Если же кайова не захотят слушать его, Келси всегда может обратиться к шаманам племени — к Небесному Скороходу или к Бешеному Коню, и попросить их погадать и расшифровать те знаки, которые те должны увидеть, наблюдая за полётом священных сов. И шаманы — если Келси догадается хорошо одарить их — обязательно «увидят» именно то, что хочет он. И скажут всем остальным, что женщина из племени кайова действительно томится в плену у белых, удерживаемая семейством Закари. А дальше... дальше какой-нибудь честолюбивый молодой воин, желающий добыть воинской славы для того, чтобы претендовать впоследствии на пост вождя, соберёт подобных ему молодых воинов, желающих прославиться и вернуться с хорошей добычей, и поведёт их в поход против Закари.
— Мама, я хотел сказать тебе следующее, — медленно начал Бен. — Этот год грозит стать очень тревожным и плохим для всех белых в плане нападений индейцев. Возможно, в этом году нам всем предстоит пережить больше нападений индейцев, чем когда бы то ни было прежде. С начала года индейцы убили уже дюжину человек, причём не где-то в глуши, а прямо возле Форт-Силл. И дерзко выкрали всех мулов, которых держали в каменном загоне прямо перед стенами форта. Это нападение, равно как и сотни других признаков, свидетельствуют о том, что этот год грозит стать очень тяжёлым и опасным для всех нас.

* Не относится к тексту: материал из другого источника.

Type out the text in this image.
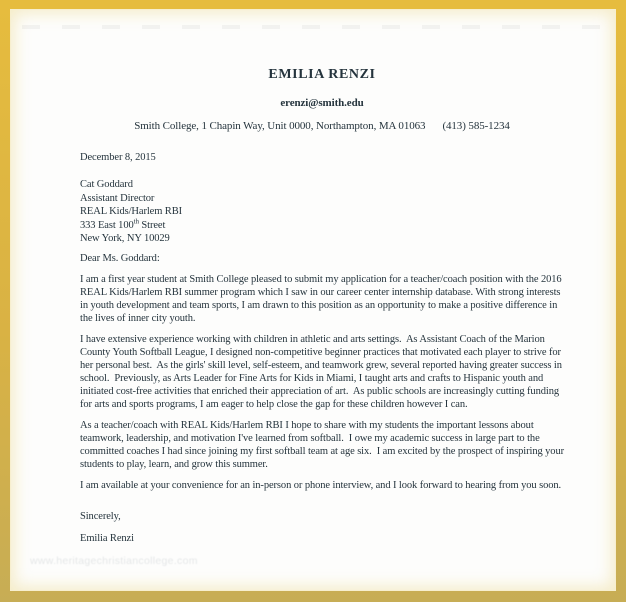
EMILIA RENZI
erenzi@smith.edu
Smith College, 1 Chapin Way, Unit 0000, Northampton, MA 01063 (413) 585-1234
December 8, 2015
Cat Goddard
Assistant Director
REAL Kids/Harlem RBI
333 East 100th Street
New York, NY 10029
Dear Ms. Goddard:

I am a first year student at Smith College pleased to submit my application for a teacher/coach position with the 2016 REAL Kids/Harlem RBI summer program which I saw in our career center internship database. With strong interests in youth development and team sports, I am drawn to this position as an opportunity to make a positive difference in the lives of inner city youth.

I have extensive experience working with children in athletic and arts settings.  As Assistant Coach of the Marion County Youth Softball League, I designed non-competitive beginner practices that motivated each player to strive for her personal best.  As the girls' skill level, self-esteem, and teamwork grew, several reported having greater success in school.  Previously, as Arts Leader for Fine Arts for Kids in Miami, I taught arts and crafts to Hispanic youth and initiated cost-free activities that enriched their appreciation of art.  As public schools are increasingly cutting funding for arts and sports programs, I am eager to help close the gap for these children however I can.

As a teacher/coach with REAL Kids/Harlem RBI I hope to share with my students the important lessons about teamwork, leadership, and motivation I've learned from softball.  I owe my academic success in large part to the committed coaches I had since joining my first softball team at age six.  I am excited by the prospect of inspiring your students to play, learn, and grow this summer.

I am available at your convenience for an in-person or phone interview, and I look forward to hearing from you soon.

Sincerely,
Emilia Renzi
www.heritagechristiancollege.com
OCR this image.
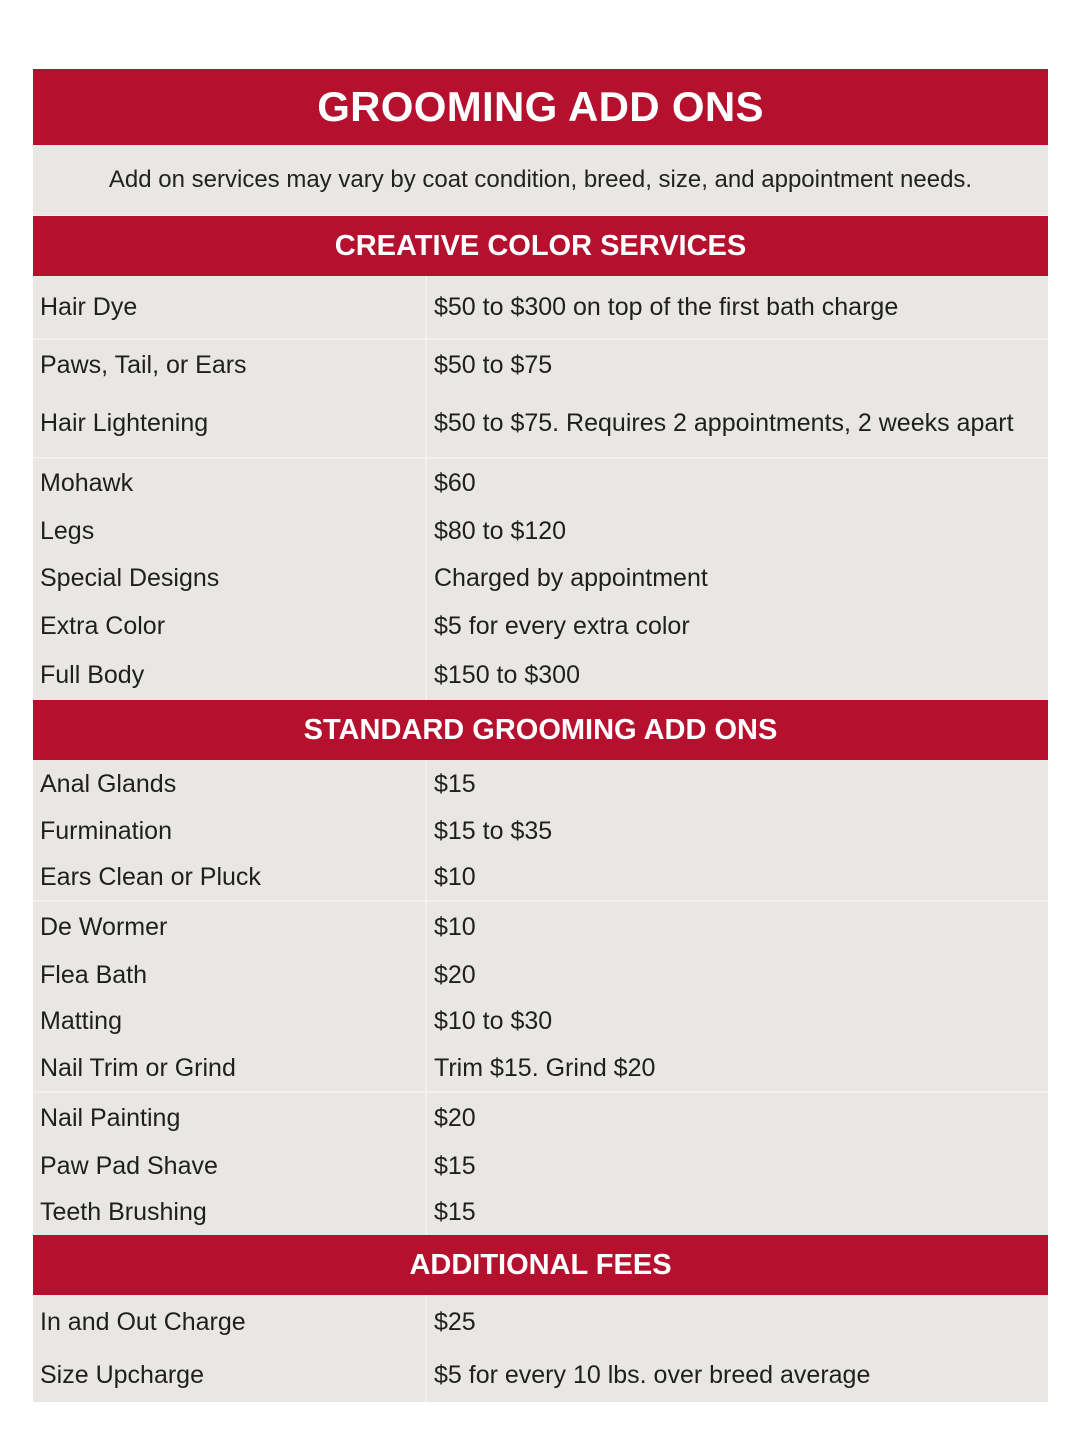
GROOMING ADD ONS
Add on services may vary by coat condition, breed, size, and appointment needs.
CREATIVE COLOR SERVICES
Hair Dye	$50 to $300 on top of the first bath charge
Paws, Tail, or Ears	$50 to $75
Hair Lightening	$50 to $75. Requires 2 appointments, 2 weeks apart
Mohawk	$60
Legs	$80 to $120
Special Designs	Charged by appointment
Extra Color	$5 for every extra color
Full Body	$150 to $300
STANDARD GROOMING ADD ONS
Anal Glands	$15
Furmination	$15 to $35
Ears Clean or Pluck	$10
De Wormer	$10
Flea Bath	$20
Matting	$10 to $30
Nail Trim or Grind	Trim $15. Grind $20
Nail Painting	$20
Paw Pad Shave	$15
Teeth Brushing	$15
ADDITIONAL FEES
In and Out Charge	$25
Size Upcharge	$5 for every 10 lbs. over breed average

Матильда пожала плечами. Но не потому, что она не боялась кайова — наоборот, она боялась их панически, боялась порой безрассудно. Просто она боялась их всегда, каждый год, во всякое время, и не понимала, почему именно этот год должен стать хуже остальных.
— Я всегда говорила и говорю теперь, что это может случиться в любой момент, сынок, — произнесла она. — Любой индеец в любое время может подняться на пригорок прямо напротив нашего дома и застрелить любого из нас. В любое время.
Бен промолчал, не желая спорить с матерью, хотя в глубине души знал, что она не права. Индеец, которого заметили бы на пригорке напротив их дома, не мог представлять настоящей опасности. Одиночный воин никогда бы не решился напасть на дом белых или начать безрассудно обстреливать его. Он обязательно дождался бы большого подкрепления, выбрал бы подходящий момент для атаки, убедился бы, что это нападение может принести массу добычи и вражеских скальпов, и напал бы только тогда, но никак не раньше. Мать просто не понимала этого. Для неё все недружественные индейские племена были на одно лицо — дикие, невежественные кровожадные дикари, готовые броситься грабить и убивать при первом же удобном случае, точно бешеные животные. И сколько Бен ни пытался объяснять ей, что это не так, это не помогало. Его мать панически боялась индейцев самих по себе, и не желала выслушивать никаких объяснений.